Homeward Bound, or The Chase is James Fenimore Cooper’s 1838 sea novel, working in the nautical fiction tradition that Cooper had been one of the founders of in American literature. The novel is the first half of a two book sequence, with the companion novel Home as Found published shortly after and continuing the story of the same characters after the sea voyage that Homeward Bound covers. The two novels together represent Cooper’s most extended late career engagement with the experience of returning American expatriates encountering their changing home country after years abroad.

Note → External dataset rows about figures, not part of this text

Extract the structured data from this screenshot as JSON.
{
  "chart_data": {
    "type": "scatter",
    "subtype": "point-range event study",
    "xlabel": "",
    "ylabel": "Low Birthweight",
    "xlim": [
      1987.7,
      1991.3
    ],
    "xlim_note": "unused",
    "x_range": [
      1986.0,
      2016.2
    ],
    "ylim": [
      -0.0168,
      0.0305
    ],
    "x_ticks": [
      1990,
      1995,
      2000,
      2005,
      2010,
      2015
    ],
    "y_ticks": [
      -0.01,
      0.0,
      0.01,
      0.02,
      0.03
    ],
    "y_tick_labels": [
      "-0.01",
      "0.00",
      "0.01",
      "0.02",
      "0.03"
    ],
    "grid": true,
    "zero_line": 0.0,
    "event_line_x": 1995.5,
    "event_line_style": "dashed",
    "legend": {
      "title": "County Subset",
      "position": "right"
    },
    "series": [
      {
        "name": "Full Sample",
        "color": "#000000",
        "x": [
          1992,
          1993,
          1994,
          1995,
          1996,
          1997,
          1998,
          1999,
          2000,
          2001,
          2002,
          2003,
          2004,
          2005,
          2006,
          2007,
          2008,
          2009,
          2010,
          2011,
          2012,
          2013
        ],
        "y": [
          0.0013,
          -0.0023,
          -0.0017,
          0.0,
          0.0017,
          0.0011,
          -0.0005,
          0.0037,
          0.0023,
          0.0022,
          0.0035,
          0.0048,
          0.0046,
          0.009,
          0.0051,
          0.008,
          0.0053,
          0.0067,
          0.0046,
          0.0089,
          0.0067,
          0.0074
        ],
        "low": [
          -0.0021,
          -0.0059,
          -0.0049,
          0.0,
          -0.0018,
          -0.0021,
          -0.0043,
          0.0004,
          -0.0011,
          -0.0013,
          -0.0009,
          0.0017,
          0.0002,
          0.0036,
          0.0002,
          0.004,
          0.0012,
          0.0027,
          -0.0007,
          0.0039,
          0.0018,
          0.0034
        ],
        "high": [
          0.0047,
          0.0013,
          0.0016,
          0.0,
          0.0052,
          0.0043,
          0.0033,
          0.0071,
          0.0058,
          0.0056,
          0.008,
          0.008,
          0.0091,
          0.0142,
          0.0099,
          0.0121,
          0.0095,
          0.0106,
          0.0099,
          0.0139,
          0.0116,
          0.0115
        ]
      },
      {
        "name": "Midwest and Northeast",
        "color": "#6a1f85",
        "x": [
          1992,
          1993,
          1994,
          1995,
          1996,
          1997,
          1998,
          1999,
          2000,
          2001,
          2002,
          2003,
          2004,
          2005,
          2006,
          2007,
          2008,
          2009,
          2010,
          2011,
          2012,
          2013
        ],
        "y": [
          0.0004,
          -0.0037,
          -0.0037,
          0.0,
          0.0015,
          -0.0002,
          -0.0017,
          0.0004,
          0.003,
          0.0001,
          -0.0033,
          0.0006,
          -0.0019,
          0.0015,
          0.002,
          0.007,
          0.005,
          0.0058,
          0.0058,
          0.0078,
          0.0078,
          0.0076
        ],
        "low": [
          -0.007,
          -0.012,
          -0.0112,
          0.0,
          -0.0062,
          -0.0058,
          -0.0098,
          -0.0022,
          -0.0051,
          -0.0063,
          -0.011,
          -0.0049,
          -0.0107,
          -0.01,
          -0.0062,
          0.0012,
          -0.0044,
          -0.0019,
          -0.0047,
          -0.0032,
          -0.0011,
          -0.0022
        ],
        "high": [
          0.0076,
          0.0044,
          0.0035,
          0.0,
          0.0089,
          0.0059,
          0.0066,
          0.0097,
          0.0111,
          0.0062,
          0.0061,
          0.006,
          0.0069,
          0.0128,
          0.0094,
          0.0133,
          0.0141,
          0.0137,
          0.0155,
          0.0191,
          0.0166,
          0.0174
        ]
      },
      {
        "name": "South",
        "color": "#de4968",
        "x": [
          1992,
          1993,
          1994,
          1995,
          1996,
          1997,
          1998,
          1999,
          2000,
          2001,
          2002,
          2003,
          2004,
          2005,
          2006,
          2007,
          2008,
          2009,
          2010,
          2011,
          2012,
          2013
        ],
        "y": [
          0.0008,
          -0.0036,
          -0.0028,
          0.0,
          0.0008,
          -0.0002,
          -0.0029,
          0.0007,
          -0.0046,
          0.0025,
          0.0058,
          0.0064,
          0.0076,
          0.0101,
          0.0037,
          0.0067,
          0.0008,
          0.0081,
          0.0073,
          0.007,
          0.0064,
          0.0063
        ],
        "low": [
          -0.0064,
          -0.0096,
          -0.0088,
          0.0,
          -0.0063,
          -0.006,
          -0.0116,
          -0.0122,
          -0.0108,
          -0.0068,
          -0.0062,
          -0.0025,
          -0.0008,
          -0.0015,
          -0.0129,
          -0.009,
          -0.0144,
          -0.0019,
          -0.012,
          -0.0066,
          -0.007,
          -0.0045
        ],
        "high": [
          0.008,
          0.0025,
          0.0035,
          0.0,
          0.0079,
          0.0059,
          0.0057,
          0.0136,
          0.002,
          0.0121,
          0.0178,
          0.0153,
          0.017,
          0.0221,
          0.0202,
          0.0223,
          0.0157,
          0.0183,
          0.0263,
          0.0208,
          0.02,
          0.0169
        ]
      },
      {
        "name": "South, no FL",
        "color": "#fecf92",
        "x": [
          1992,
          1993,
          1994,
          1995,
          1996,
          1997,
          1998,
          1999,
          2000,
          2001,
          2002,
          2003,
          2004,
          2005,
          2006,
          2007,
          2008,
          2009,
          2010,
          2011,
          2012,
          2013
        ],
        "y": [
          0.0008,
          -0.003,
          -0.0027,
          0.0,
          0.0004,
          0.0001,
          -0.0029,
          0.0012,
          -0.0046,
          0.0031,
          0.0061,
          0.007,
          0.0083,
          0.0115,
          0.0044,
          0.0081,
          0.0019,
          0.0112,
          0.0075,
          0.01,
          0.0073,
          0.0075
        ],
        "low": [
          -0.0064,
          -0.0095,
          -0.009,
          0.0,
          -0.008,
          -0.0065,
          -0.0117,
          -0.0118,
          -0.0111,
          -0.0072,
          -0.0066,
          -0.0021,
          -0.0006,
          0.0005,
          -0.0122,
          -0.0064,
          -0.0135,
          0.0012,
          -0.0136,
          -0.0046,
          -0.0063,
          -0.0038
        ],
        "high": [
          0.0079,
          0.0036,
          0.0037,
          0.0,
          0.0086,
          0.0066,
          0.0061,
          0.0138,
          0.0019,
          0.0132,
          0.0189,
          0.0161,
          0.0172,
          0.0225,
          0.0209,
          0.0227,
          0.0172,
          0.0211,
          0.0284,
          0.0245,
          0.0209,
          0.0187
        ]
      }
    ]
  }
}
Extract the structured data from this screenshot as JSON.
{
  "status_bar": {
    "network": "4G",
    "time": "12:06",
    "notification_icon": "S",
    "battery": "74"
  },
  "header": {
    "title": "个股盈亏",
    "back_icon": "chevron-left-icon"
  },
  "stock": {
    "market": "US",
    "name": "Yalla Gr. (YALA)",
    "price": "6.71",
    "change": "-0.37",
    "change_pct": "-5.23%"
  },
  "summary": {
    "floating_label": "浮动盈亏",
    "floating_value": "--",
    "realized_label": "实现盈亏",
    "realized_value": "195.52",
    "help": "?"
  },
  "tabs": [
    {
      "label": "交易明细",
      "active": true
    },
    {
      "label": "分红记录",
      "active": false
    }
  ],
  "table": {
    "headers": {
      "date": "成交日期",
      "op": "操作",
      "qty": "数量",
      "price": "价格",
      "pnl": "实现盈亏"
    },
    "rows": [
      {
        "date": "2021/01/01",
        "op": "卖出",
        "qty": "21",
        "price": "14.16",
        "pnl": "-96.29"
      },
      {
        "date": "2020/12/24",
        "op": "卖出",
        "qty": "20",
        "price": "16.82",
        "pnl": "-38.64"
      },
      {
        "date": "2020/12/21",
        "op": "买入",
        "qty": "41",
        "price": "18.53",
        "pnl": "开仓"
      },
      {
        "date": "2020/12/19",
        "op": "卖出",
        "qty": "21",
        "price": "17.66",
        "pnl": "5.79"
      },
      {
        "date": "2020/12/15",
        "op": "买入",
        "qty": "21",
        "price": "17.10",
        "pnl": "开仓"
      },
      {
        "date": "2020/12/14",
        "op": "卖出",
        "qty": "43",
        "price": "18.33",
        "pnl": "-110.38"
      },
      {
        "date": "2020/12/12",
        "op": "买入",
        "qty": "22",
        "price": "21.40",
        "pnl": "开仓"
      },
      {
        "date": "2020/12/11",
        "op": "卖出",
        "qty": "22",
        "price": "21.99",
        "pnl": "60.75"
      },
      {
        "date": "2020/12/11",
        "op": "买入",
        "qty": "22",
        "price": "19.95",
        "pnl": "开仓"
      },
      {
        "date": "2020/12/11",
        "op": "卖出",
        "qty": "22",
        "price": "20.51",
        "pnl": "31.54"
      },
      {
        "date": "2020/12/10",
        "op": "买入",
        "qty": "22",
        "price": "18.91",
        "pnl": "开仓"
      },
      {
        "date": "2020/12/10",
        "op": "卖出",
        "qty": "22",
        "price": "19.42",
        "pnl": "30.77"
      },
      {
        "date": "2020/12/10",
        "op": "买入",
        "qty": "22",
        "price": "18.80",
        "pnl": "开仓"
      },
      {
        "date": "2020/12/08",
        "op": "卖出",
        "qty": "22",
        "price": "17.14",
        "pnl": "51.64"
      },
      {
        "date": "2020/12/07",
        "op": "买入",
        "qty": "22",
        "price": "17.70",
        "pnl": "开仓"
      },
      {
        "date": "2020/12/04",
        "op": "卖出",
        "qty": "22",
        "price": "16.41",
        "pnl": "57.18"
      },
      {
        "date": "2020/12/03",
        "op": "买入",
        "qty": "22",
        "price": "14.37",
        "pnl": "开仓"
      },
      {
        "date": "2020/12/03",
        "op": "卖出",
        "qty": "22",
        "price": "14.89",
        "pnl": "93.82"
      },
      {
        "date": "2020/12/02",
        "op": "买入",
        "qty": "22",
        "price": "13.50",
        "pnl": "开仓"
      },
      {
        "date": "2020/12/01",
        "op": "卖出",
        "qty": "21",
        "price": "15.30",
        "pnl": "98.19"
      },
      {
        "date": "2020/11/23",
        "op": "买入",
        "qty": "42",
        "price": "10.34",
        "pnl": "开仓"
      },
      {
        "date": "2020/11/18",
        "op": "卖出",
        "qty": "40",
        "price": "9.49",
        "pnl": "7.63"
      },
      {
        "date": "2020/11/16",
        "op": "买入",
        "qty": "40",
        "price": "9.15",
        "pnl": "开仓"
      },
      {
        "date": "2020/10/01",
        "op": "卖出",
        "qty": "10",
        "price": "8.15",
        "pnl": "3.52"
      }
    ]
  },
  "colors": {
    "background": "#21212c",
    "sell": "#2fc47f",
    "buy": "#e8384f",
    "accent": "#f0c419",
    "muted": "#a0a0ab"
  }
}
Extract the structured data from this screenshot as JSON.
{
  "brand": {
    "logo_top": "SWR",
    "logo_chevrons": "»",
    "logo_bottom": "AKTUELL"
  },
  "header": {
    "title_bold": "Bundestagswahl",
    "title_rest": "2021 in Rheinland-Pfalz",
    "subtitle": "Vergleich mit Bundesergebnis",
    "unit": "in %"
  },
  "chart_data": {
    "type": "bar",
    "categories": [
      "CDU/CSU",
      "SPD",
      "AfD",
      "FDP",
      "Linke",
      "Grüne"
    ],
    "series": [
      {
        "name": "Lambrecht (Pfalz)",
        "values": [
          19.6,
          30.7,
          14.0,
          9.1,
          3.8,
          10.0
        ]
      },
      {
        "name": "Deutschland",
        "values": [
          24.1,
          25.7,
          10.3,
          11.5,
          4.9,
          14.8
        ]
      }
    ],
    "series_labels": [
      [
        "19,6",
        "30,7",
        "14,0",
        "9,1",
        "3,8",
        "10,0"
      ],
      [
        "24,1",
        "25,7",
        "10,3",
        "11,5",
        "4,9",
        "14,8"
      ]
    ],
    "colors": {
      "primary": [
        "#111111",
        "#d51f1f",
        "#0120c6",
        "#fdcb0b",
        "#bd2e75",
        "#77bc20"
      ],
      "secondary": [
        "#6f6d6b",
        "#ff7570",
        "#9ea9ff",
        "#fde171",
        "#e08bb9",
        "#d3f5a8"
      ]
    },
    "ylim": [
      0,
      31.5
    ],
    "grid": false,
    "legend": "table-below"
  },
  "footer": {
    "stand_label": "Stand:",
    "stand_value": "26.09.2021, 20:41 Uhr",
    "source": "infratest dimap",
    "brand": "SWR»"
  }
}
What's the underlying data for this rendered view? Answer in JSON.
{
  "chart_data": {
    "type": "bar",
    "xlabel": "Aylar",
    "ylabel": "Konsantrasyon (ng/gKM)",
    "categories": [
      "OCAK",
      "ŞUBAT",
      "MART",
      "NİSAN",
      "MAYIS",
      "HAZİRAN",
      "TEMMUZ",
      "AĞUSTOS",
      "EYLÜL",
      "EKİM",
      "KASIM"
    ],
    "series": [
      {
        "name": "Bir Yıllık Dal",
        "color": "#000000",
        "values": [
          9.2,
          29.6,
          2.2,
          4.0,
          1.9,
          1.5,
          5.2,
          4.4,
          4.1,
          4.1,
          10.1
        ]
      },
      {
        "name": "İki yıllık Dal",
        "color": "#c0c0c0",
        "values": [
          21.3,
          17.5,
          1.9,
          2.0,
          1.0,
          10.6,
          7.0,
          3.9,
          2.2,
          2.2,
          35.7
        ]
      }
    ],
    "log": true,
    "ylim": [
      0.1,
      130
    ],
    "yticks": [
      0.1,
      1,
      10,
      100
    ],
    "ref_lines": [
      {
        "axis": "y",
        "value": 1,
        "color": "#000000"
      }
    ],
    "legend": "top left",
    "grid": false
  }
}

The novel follows the Effingham family aboard the packet ship Montauk as they sail from England back to America. The Effinghams are a wealthy American family whose patriarch Edward Effingham had spent many years in Europe and who is now returning home with his daughter Eve and his cousin John. The voyage is interrupted by various complications including a chase by British naval vessels and other dramatic situations that the nautical adventure tradition required. Cooper uses the voyage as the framework for both the action plot and for the wider character interactions among the various passengers, with the closed shipboard environment providing the kind of social setting that allows extended character development across the page count.
Cooper had returned to the United States himself in 1833 after seven years of living in Europe, and the Effingham novels draw heavily on his own experience of encountering the changed American society he found upon his return. The political and social commentary that runs through Homeward Bound and Home as Found reflects Cooper’s increasingly critical view of the rapidly democratizing Jacksonian America that he was now living in, with his European experience having given him perspectives that made the American developments more visible than they might have been to readers who had never left the country.
Cooper’s nautical fiction was grounded in his own experience as a young naval officer in the United States Navy in the early 1800s, and his depictions of shipboard life, of the various technical aspects of nineteenth century sailing vessels, and of the wider maritime culture of the period draw on his actual professional knowledge. The chase plot that gives Homeward Bound its subtitle delivers the kind of nautical action sequences that his sea novels were known for.
Cooper’s prose is in the formal style of his time, which can take some getting used to. The political and social commentary is more directly stated in the late Effingham novels than in his earlier work, and modern readers will find his conservative framing more pronounced than they expected from the author of the Leatherstocking Tales. For Cooper completists, for students of nineteenth century American social fiction, or for readers interested in how American writers responded to the Jacksonian period, the Effingham novels are essential.